The Arizona Republic, November 19, 1996
Dropouts face 5-month 'challenge'
Caring changes lives
By David Cannella, Staff writer
The instructor looks at Suzanne Chole's pencil.
''It doesn't look like it's sharpened correctly,'' he says. ''Drop and give me 20.''
The petite 18-year-old pumps out a clean repetition of military-style push-ups. Back in her seat, she continues her studies.
''It can be for anything,'' she says. ''They're really into push-ups here.''
''Here'' is Project Challenge, a five-month live-in program for high-school dropouts.
Run by the Arizona National Guard, the program, on the Williams Gateway Airport campus in southeast Mesa, is designed to get youths into shape -- mind and body.
''The style here is a military style, a no-nonsense approach,'' says Staff Sgt. Don Smith, dean of students for the program. ''Teenagers need a lot of structure, and that's what we provide.''
Unlike other ''boot camp'' programs, such as one run by the Arizona Department of Corrections for young offenders, the approach here mixes strong discipline with compassion.
The main goal: Study for and pass the test for a general-equivalency diploma.
The program began in 1993 with a federal grant of $2.5 million. However, as the federal government scales back support -- it was cut 22 percent last year -- the project's challenge now is to find alternative sources to keep afloat.
Today, the Maricopa County Attorney's Office is presenting a grant of $25,000 to program administrators.
Officials want to raise $600,000 and will be looking to the Legislature for help.
The participants, who range in age from 16 to 18, cannot have a history of violent offenses and must be drug free -- no illegal drugs, alcohol or tobacco use. And, unlike most rigorous boot-camp programs, they must want to be take part.
Chole, who dropped out of Dobson High School in Mesa her senior year, said she's learned a lot about herself since she arrived in October.
''I was running with the wrong crowd in high school,'' she says. ''I was ditching school, getting high -- that's what was fun for me.
''Here, I'm realizing I'm not as strong as I thought. I always thought I had all the answers. I'm finding out there's a lot I don't know.''
The program, which has about 100 youths, stresses teamwork.

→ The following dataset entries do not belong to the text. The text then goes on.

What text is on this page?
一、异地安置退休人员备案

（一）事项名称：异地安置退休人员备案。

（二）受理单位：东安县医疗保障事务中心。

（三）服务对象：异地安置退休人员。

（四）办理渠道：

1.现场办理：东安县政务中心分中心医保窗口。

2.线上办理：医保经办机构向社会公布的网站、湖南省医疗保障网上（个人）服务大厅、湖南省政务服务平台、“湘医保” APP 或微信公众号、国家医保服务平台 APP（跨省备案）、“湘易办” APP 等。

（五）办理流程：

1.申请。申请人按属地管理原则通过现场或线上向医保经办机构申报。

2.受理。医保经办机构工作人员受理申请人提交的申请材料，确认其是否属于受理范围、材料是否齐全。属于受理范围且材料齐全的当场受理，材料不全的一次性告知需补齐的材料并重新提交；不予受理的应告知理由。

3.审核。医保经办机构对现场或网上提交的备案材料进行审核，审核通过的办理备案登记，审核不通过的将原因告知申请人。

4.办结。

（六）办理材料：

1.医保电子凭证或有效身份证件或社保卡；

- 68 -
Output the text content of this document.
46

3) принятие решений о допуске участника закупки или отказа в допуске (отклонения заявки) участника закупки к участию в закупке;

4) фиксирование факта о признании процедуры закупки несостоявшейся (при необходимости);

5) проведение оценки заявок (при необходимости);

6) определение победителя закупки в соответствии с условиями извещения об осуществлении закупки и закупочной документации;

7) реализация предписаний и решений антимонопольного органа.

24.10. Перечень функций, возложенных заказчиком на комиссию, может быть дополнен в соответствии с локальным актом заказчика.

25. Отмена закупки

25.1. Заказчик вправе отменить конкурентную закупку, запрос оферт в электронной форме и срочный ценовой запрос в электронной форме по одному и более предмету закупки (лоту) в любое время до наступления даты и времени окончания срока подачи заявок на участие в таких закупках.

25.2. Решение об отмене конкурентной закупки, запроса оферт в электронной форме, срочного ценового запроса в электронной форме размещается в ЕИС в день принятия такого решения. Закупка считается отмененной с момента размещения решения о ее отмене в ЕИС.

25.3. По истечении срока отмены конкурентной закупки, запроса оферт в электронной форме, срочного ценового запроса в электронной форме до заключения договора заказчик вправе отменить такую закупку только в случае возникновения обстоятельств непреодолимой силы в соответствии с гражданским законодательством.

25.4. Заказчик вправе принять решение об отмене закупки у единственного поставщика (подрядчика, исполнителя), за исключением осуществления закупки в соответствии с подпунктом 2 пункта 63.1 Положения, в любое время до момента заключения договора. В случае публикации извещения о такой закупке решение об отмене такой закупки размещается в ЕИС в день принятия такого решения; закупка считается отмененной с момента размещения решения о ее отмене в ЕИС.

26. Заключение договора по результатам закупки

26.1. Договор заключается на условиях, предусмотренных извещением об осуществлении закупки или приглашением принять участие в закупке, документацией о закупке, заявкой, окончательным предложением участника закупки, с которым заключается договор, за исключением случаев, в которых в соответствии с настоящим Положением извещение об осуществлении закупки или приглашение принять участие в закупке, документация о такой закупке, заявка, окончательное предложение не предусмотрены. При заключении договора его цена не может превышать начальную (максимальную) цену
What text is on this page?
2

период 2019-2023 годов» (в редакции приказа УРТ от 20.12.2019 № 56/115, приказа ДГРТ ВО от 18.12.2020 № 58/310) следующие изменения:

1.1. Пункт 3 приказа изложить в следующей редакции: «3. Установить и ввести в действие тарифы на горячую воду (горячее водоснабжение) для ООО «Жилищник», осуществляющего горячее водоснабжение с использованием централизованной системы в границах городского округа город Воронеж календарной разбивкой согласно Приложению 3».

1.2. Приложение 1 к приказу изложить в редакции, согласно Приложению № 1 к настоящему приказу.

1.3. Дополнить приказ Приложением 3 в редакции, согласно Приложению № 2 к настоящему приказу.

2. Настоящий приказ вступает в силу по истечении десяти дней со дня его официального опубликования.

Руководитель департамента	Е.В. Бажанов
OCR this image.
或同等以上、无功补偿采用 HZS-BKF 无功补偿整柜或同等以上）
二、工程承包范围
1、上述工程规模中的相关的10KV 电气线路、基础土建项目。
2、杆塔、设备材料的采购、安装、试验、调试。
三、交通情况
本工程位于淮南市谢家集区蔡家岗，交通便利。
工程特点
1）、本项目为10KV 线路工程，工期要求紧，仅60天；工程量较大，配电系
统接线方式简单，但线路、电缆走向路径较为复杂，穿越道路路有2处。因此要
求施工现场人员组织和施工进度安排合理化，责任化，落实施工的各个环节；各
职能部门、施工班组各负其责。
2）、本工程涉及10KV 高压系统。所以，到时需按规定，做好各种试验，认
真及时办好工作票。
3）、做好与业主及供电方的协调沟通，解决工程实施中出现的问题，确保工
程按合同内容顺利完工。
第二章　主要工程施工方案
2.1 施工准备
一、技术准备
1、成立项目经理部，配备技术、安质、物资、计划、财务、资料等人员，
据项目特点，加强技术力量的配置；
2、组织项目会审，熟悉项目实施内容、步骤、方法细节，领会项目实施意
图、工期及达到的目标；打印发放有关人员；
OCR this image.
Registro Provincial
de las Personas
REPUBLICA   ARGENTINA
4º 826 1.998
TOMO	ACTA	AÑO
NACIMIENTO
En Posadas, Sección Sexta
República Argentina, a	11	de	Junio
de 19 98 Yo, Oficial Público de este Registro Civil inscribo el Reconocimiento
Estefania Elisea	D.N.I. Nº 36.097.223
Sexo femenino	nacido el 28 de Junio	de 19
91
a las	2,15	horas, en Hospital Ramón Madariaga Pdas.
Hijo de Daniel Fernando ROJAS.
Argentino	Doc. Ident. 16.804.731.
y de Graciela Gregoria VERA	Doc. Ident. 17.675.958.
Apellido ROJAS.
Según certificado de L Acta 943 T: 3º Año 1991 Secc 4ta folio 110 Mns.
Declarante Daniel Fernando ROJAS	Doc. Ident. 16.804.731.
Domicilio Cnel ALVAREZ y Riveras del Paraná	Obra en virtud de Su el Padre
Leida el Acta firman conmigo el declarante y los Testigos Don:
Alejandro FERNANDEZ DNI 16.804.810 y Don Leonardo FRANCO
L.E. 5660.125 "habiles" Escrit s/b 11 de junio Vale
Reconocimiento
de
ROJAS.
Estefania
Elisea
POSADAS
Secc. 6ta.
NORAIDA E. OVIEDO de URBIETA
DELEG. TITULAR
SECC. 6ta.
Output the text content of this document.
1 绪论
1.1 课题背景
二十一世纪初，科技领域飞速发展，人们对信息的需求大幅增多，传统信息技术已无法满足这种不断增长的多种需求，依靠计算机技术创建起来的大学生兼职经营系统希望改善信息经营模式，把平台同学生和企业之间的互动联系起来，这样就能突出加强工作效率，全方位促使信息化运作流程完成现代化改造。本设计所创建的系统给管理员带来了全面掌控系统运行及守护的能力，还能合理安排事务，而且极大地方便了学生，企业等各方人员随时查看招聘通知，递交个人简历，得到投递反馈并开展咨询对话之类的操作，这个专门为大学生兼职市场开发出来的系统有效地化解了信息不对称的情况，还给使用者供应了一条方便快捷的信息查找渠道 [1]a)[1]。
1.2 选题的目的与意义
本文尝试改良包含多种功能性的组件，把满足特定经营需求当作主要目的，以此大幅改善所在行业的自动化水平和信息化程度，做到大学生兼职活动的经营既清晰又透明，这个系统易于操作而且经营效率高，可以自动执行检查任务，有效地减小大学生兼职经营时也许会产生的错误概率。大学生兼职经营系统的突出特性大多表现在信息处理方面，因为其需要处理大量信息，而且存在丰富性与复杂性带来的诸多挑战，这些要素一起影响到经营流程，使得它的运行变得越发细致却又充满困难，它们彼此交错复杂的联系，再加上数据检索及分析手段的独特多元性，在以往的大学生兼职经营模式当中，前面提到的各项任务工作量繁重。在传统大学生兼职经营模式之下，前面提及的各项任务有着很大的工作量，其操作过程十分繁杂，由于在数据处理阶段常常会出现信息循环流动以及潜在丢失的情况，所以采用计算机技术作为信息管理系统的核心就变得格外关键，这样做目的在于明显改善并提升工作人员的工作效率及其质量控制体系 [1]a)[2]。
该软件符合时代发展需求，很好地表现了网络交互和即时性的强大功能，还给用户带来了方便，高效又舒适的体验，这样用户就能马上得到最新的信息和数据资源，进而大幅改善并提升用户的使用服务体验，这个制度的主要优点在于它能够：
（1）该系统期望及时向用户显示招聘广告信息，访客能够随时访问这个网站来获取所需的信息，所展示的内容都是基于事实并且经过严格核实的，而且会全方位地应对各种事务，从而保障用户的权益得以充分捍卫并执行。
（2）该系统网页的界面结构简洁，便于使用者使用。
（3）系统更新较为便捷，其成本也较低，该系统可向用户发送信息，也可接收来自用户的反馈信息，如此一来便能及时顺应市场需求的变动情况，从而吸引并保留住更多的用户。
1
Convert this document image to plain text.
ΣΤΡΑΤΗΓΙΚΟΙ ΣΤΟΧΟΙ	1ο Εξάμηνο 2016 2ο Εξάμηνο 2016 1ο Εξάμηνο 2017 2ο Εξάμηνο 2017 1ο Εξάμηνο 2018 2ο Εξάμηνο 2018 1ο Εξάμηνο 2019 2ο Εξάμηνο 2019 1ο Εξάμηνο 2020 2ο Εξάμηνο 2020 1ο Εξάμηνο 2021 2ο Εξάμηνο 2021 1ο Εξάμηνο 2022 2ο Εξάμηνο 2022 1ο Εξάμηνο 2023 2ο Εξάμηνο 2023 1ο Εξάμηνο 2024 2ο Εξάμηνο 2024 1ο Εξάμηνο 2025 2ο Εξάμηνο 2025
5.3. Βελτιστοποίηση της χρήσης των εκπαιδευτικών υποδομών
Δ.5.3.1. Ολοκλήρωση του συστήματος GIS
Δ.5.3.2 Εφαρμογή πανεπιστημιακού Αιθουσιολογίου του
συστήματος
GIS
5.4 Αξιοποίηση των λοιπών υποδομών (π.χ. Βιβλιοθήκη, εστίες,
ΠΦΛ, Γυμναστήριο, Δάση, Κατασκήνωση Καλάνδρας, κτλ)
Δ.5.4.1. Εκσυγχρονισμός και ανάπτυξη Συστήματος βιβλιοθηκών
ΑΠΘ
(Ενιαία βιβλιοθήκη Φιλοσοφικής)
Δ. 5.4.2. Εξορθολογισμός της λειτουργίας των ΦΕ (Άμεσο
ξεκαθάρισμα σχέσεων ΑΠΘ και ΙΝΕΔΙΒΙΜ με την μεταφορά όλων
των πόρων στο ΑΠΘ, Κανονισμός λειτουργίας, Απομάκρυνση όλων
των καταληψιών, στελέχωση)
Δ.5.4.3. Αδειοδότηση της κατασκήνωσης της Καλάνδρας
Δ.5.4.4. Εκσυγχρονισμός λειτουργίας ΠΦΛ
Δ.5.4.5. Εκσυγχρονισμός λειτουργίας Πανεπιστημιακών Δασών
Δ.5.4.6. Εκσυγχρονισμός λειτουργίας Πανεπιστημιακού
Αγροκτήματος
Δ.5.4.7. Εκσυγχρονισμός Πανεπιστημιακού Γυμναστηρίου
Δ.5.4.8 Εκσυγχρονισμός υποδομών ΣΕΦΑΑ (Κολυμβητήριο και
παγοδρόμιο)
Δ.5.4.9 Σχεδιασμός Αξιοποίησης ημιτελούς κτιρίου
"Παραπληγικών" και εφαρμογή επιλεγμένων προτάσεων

It's up at 5 a.m., for a day full of physical fitness, classroom work, study and reflection. There are inspections, marching in formation, team projects and community-service work.
There's no TV, loud music, long hair or flashy jewelry.
And there's is no cost to the participants. Each receives a weekly allowance of $10. After completing the five-month live-in program, they are eligible for a $1,200 stipend that can be applied toward tuition for college or trade school.
So far, about 500 young people have gone through the program, with nearly 90 percent of them obtaining their GED. Most come from broken homes, have no strong male role model, and have regularly used drugs such as marijuana.
Andrew Chapa, 17, dropped out of Trevor Browne High School in west Phoenix his freshman year. He had gotten a girl pregnant, and tried to find work to support her and his newborn daughter.
''But I didn't get work,'' he said. ''I got into a gang and into drugs. I wasn't headed anywhere in life, I knew that.''
Chapa, who said his father is in prison on a manslaughter conviction, saw Project Challenge featured on a TV news program and called.
He's studying hard for his GED and hopes to go on to community college and then into the military.
Teachers here have been caring, something he said he didn't feel in high school.